Ülkemizde milyon insan var milyon insanın yarısı farklı Ülke,ve şehirdenler insanların kültürleri,görüşleri birbirine karıştıkça ve batının çağdaşlığını değil kötü yanlarını alan gençlerimiz oldukça Türkiyem daha neler görecek.Bu daha 'FRAGMAN'.
 
Niye hep ben diyoruz. Nasıl insan kalıcaz? Şimdiden yorum yapan herkese çok teşekkür ederim...

Gördüğüm katı insanların çoğunun zamanla bu hale geldiğine şahit oldum.

Şahsen ben de kısmen öyleyim.

Dramatik bir hayatım yok ya da birilerinin yaptığı büyük yanlışlardan çekmiş değilim.

Ama yirmili yaşların başındaki "her şey çok güzel olacak, hadi şuraya mutlu bir ağaç çizelim" diyen halim de yok.
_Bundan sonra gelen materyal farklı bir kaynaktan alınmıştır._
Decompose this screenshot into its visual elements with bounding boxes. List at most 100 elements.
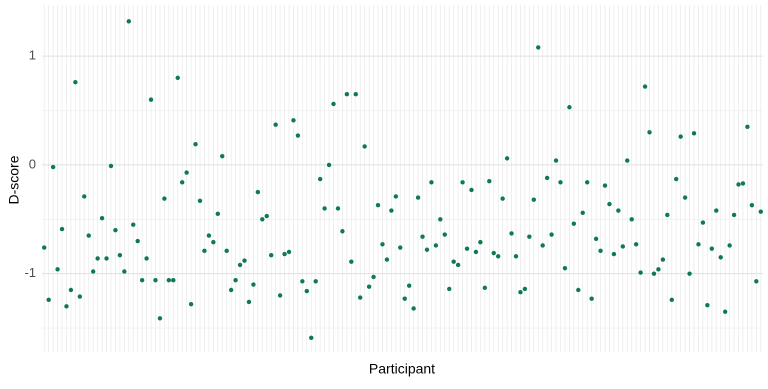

Her şey olduğu ve olması gerektiği gibi işleyecek, aksilik ve hataya tahammülüm yok, yıllar süren eğitim ve iş hayatı, tecrübeler insanı makineleştiriyor biraz, maddeleştiriyor, hatta kadını erkekleştiriyor.

Bir de şu var...

Sert olmak daha kolay, daha az acıtıyor.

Anlayışlı olmak, acıları paylaşmak hem zahmetli hem de her yiğidin harcı değil, böyle bir dünyada hisli bir insan olmakta ısrar etmek intihardan farksız çünkü...

 
Ülkemizde milyon insan var milyon insanın yarısı farklı Ülke,ve şehirdenler insanların kültürleri,görüşleri birbirine karıştıkça ve batının çağdaşlığını değil kötü yanlarını alan gençlerimiz oldukça Türkiyem daha neler görecek.Bu daha 'FRAGMAN'.
Bir arkadaşım da sizin gibi söyledi bana surak bu hal daha da kötüye gidecek.
Bir yandan da cehaletin bedeli ödeniyor. İnsanlar kadınıyla erkeğiyle uzun süre baskılandı. Duygular ve ihtiyaçlar yok sayıldı. Sonra birden değer yargılar değişti düşünün ki uzun süre baskılanmış bir insana birden sen özgürsün diyorsun elbette ortaya tuhaf bir manzara çıkması normal.
 
Bir arkadaşım da sizin gibi söyledi bana surak bu hal daha da kötüye gidecek.
Bir yandan da cehaletin bedeli ödeniyor. İnsanlar kadınıyla erkeğiyle uzun süre baskılandı. Duygular ve ihtiyaçlar yok sayıldı. Sonra birden değer yargılar değişti düşünün ki uzun süre baskılanmış bir insana birden sen özgürsün diyorsun elbette ortaya tuhaf bir manzara çıkması normal.
Bu özgür muhabetti nasıl bir şey biliyor musun bir hayvana işkence edip dünyadan soyutlayıp bir anda bırakmak gibi ...
Ülke bu halde devam ederse iyi gitmesini zaten bekleyemeyiz bu resmen ağustosta kar yağmasını istemek olur.
 
Sevebilmek, merhamet etmek çok önemli bence.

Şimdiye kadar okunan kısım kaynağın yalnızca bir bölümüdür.